Thursday 29 November 2012 | general

A local priest, when discussing the Liturgy of the Eucharist — which never changes, from day to day, week to week, year to year; in other words, something repeated hundreds and then thousands of times — discussed how it might be easy simply to drift into auto-pilot (auto-priest?) and run through the liturgy without thinking, without really being there. He told us his secret for preventing such rote recitation is a prayer in which he asks for the grace to say the Mass as if it were his first Mass, his last Mass, his only Mass.

It might not be a bad way to approach every task.

I think of the excitement I felt every single “first” day I have had in the classroom: the first day at a new school, the first day ever in front of the classroom, the first day of a new school year, the first day back from a long break. Each and every first day has its own unique excitement, but the fact that it is exciting is the common element. By day sixty-five, that excitement seems somehow to have vanished, or at least diminished. The result is sometimes drudgery.

I think of the excitement I felt the first time I held our daughter. Such a charge, such a responsibility, such a humbling moment. Yet as the years pass and the fussing and independence increase, that energy sometimes seems a little tired. The daily routine, with its predictability, numbs the sense of wonder if one is not careful. Children are blessings, but the sometimes simply wear one down, and while I feel like a “bad parent” for admitting it, I’m sure it will happen with our son as well.
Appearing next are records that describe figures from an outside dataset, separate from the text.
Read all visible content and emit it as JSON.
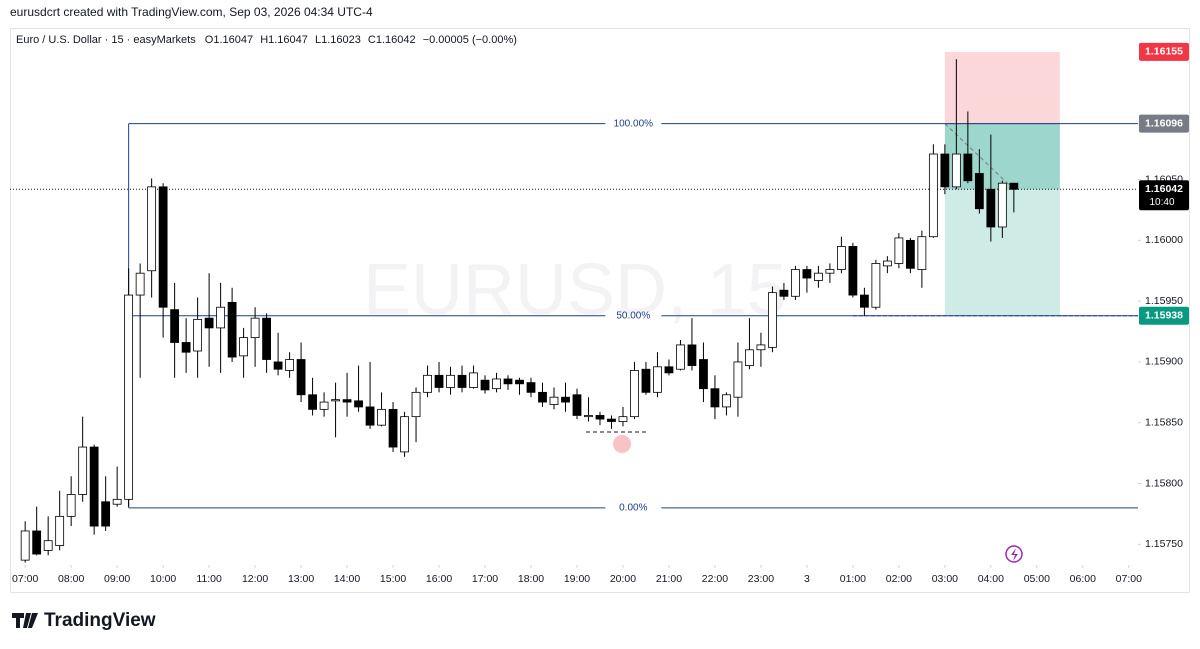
{
  "header": "eurusdcrt created with TradingView.com, Sep 03, 2026 04:34 UTC-4",
  "footer": "TradingView",
  "chart_data": {
    "type": "candlestick",
    "legend_symbol": "Euro / U.S. Dollar · 15 · easyMarkets",
    "legend_values": [
      "O1.16047",
      "H1.16047",
      "L1.16023",
      "C1.16042",
      "−0.00005 (−0.00%)"
    ],
    "watermark": "EURUSD, 15",
    "x": [
      7,
      7.25,
      7.5,
      7.75,
      8,
      8.25,
      8.5,
      8.75,
      9,
      9.25,
      9.5,
      9.75,
      10,
      10.25,
      10.5,
      10.75,
      11,
      11.25,
      11.5,
      11.75,
      12,
      12.25,
      12.5,
      12.75,
      13,
      13.25,
      13.5,
      13.75,
      14,
      14.25,
      14.5,
      14.75,
      15,
      15.25,
      15.5,
      15.75,
      16,
      16.25,
      16.5,
      16.75,
      17,
      17.25,
      17.5,
      17.75,
      18,
      18.25,
      18.5,
      18.75,
      19,
      19.25,
      19.5,
      19.75,
      20,
      20.25,
      20.5,
      20.75,
      21,
      21.25,
      21.5,
      21.75,
      22,
      22.25,
      22.5,
      22.75,
      23,
      23.25,
      23.5,
      23.75,
      24,
      24.25,
      24.5,
      24.75,
      25,
      25.25,
      25.5,
      25.75,
      26,
      26.25,
      26.5,
      26.75,
      27,
      27.25,
      27.5,
      27.75,
      28,
      28.25,
      28.5
    ],
    "open": [
      1.15737,
      1.15761,
      1.15745,
      1.15749,
      1.15773,
      1.15791,
      1.1583,
      1.15785,
      1.15783,
      1.15787,
      1.15955,
      1.15975,
      1.16044,
      1.15943,
      1.15916,
      1.15909,
      1.15936,
      1.15928,
      1.15949,
      1.15905,
      1.1592,
      1.15936,
      1.159,
      1.15893,
      1.15902,
      1.15873,
      1.15861,
      1.15868,
      1.15869,
      1.15868,
      1.15863,
      1.15848,
      1.15861,
      1.15826,
      1.15855,
      1.15875,
      1.15889,
      1.15879,
      1.15889,
      1.15879,
      1.15885,
      1.15878,
      1.15886,
      1.15885,
      1.15883,
      1.15875,
      1.15865,
      1.15871,
      1.15873,
      1.15855,
      1.15856,
      1.15853,
      1.15851,
      1.15855,
      1.15894,
      1.15875,
      1.15896,
      1.15894,
      1.15914,
      1.15902,
      1.15878,
      1.15863,
      1.15871,
      1.15897,
      1.1591,
      1.15912,
      1.15959,
      1.15954,
      1.15976,
      1.15967,
      1.15973,
      1.15976,
      1.15995,
      1.15955,
      1.15945,
      1.15979,
      1.15981,
      1.16,
      1.15976,
      1.16003,
      1.16071,
      1.16044,
      1.16071,
      1.16055,
      1.16042,
      1.16011,
      1.16047
    ],
    "high": [
      1.15769,
      1.15781,
      1.15773,
      1.15794,
      1.15806,
      1.15855,
      1.15832,
      1.15806,
      1.15814,
      1.15977,
      1.15981,
      1.16051,
      1.16047,
      1.15965,
      1.15936,
      1.15953,
      1.15973,
      1.15965,
      1.15961,
      1.15928,
      1.15945,
      1.1594,
      1.15924,
      1.15908,
      1.15916,
      1.15887,
      1.15875,
      1.15883,
      1.15891,
      1.15897,
      1.159,
      1.15875,
      1.15867,
      1.15859,
      1.15879,
      1.15897,
      1.159,
      1.15896,
      1.15897,
      1.15897,
      1.15889,
      1.15891,
      1.15889,
      1.15887,
      1.15887,
      1.15883,
      1.15879,
      1.15883,
      1.15878,
      1.15871,
      1.15859,
      1.15856,
      1.15863,
      1.159,
      1.159,
      1.15908,
      1.15902,
      1.15918,
      1.15936,
      1.15916,
      1.15889,
      1.15875,
      1.15916,
      1.15936,
      1.15924,
      1.15962,
      1.15965,
      1.15979,
      1.15979,
      1.15979,
      1.15981,
      1.16003,
      1.15998,
      1.15961,
      1.15984,
      1.15987,
      1.16006,
      1.16002,
      1.16008,
      1.16079,
      1.16079,
      1.16149,
      1.16106,
      1.16075,
      1.16087,
      1.16049,
      1.16047
    ],
    "low": [
      1.15735,
      1.15741,
      1.15741,
      1.15745,
      1.15765,
      1.15785,
      1.15758,
      1.15761,
      1.15781,
      1.15781,
      1.15887,
      1.15953,
      1.1592,
      1.15887,
      1.15891,
      1.15887,
      1.15896,
      1.15891,
      1.159,
      1.15887,
      1.15896,
      1.15891,
      1.15889,
      1.15887,
      1.15867,
      1.15856,
      1.15855,
      1.15838,
      1.15855,
      1.15859,
      1.15845,
      1.15847,
      1.15826,
      1.15822,
      1.15834,
      1.15871,
      1.15875,
      1.15873,
      1.15875,
      1.15878,
      1.15874,
      1.15875,
      1.15877,
      1.15873,
      1.15871,
      1.15863,
      1.15861,
      1.15859,
      1.15853,
      1.15851,
      1.15848,
      1.15845,
      1.15847,
      1.15853,
      1.15873,
      1.15871,
      1.15889,
      1.15893,
      1.15893,
      1.15867,
      1.15853,
      1.15856,
      1.15855,
      1.15894,
      1.15896,
      1.15908,
      1.15951,
      1.15951,
      1.15957,
      1.15961,
      1.15965,
      1.15973,
      1.15953,
      1.15938,
      1.15943,
      1.15973,
      1.15977,
      1.15973,
      1.15961,
      1.16002,
      1.16038,
      1.16042,
      1.16047,
      1.16022,
      1.15999,
      1.16002,
      1.16023
    ],
    "close": [
      1.15761,
      1.15742,
      1.15753,
      1.15773,
      1.15791,
      1.1583,
      1.15765,
      1.15765,
      1.15787,
      1.15955,
      1.15973,
      1.16044,
      1.15945,
      1.15916,
      1.15908,
      1.15935,
      1.15928,
      1.15945,
      1.15904,
      1.1592,
      1.15936,
      1.15902,
      1.15894,
      1.15902,
      1.15873,
      1.15861,
      1.15867,
      1.15869,
      1.15867,
      1.15863,
      1.15848,
      1.15861,
      1.1583,
      1.15855,
      1.15875,
      1.15889,
      1.15879,
      1.15889,
      1.15879,
      1.15891,
      1.15877,
      1.15886,
      1.15882,
      1.15882,
      1.15875,
      1.15867,
      1.15871,
      1.15867,
      1.15856,
      1.15856,
      1.15853,
      1.15851,
      1.15855,
      1.15893,
      1.15875,
      1.15896,
      1.15891,
      1.15914,
      1.15897,
      1.15878,
      1.15863,
      1.15873,
      1.159,
      1.1591,
      1.15914,
      1.15957,
      1.15954,
      1.15976,
      1.15969,
      1.15973,
      1.15976,
      1.15995,
      1.15955,
      1.15945,
      1.15981,
      1.15983,
      1.16002,
      1.15977,
      1.16003,
      1.16071,
      1.16044,
      1.16071,
      1.16049,
      1.16026,
      1.16011,
      1.16047,
      1.16042
    ],
    "up_color": "#ffffff",
    "down_color": "#000000",
    "xlim": [
      6.67,
      31.2
    ],
    "xticks": [
      {
        "value": 7,
        "label": "07:00"
      },
      {
        "value": 8,
        "label": "08:00"
      },
      {
        "value": 9,
        "label": "09:00"
      },
      {
        "value": 10,
        "label": "10:00"
      },
      {
        "value": 11,
        "label": "11:00"
      },
      {
        "value": 12,
        "label": "12:00"
      },
      {
        "value": 13,
        "label": "13:00"
      },
      {
        "value": 14,
        "label": "14:00"
      },
      {
        "value": 15,
        "label": "15:00"
      },
      {
        "value": 16,
        "label": "16:00"
      },
      {
        "value": 17,
        "label": "17:00"
      },
      {
        "value": 18,
        "label": "18:00"
      },
      {
        "value": 19,
        "label": "19:00"
      },
      {
        "value": 20,
        "label": "20:00"
      },
      {
        "value": 21,
        "label": "21:00"
      },
      {
        "value": 22,
        "label": "22:00"
      },
      {
        "value": 23,
        "label": "23:00"
      },
      {
        "value": 24,
        "label": "3"
      },
      {
        "value": 25,
        "label": "01:00"
      },
      {
        "value": 26,
        "label": "02:00"
      },
      {
        "value": 27,
        "label": "03:00"
      },
      {
        "value": 28,
        "label": "04:00"
      },
      {
        "value": 29,
        "label": "05:00"
      },
      {
        "value": 30,
        "label": "06:00"
      },
      {
        "value": 31,
        "label": "07:00"
      }
    ],
    "ylim": [
      1.15733,
      1.16173
    ],
    "yticks": [
      {
        "value": 1.1575,
        "label": "1.15750"
      },
      {
        "value": 1.158,
        "label": "1.15800"
      },
      {
        "value": 1.1585,
        "label": "1.15850"
      },
      {
        "value": 1.159,
        "label": "1.15900"
      },
      {
        "value": 1.1595,
        "label": "1.15950"
      },
      {
        "value": 1.16,
        "label": "1.16000"
      },
      {
        "value": 1.1605,
        "label": "1.16050"
      }
    ],
    "fib": {
      "x_start": 9.25,
      "color": "#1e3f8a",
      "levels": [
        {
          "value": 1.16096,
          "label": "100.00%"
        },
        {
          "value": 1.15938,
          "label": "50.00%"
        },
        {
          "value": 1.1578,
          "label": "0.00%"
        }
      ]
    },
    "position": {
      "x_start": 27,
      "x_end": 29.5,
      "target_line_start": 25,
      "stop": 1.16155,
      "entry": 1.16096,
      "target": 1.15938
    },
    "price_labels": [
      {
        "value": 1.16155,
        "color": "#f23645"
      },
      {
        "value": 1.16096,
        "color": "#787b86"
      },
      {
        "value": 1.16042,
        "color": "#000000",
        "countdown": "10:40"
      },
      {
        "value": 1.15938,
        "color": "#089981"
      }
    ]
  }
}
It’s simply easier to focus on the now, which can be frustrating, than the thrill that still resonates but sometimes seems hushed.

I think of the heart-stopping moment when I asked K to marry me, and while I love her more now than I did then, and will love her more tomorrow — more deeply, more maturely — than I do today, there are moments when we grate on each other. It’s only natural. Still, in those moments, for the briefest flicker of time, that thrill seems gone. I know it will return; I know it never left; but in my human weakness, I can still focus on that moment and wallow in it for a while.

So what if I could live every moment as if it were my first, last, and only in front of a classroom; my first, last and only with my children; my first, last, and only with my wife. What if I could simply remember to reach each second as if it were my first, last, and only? Could I stand the intensity? The joy?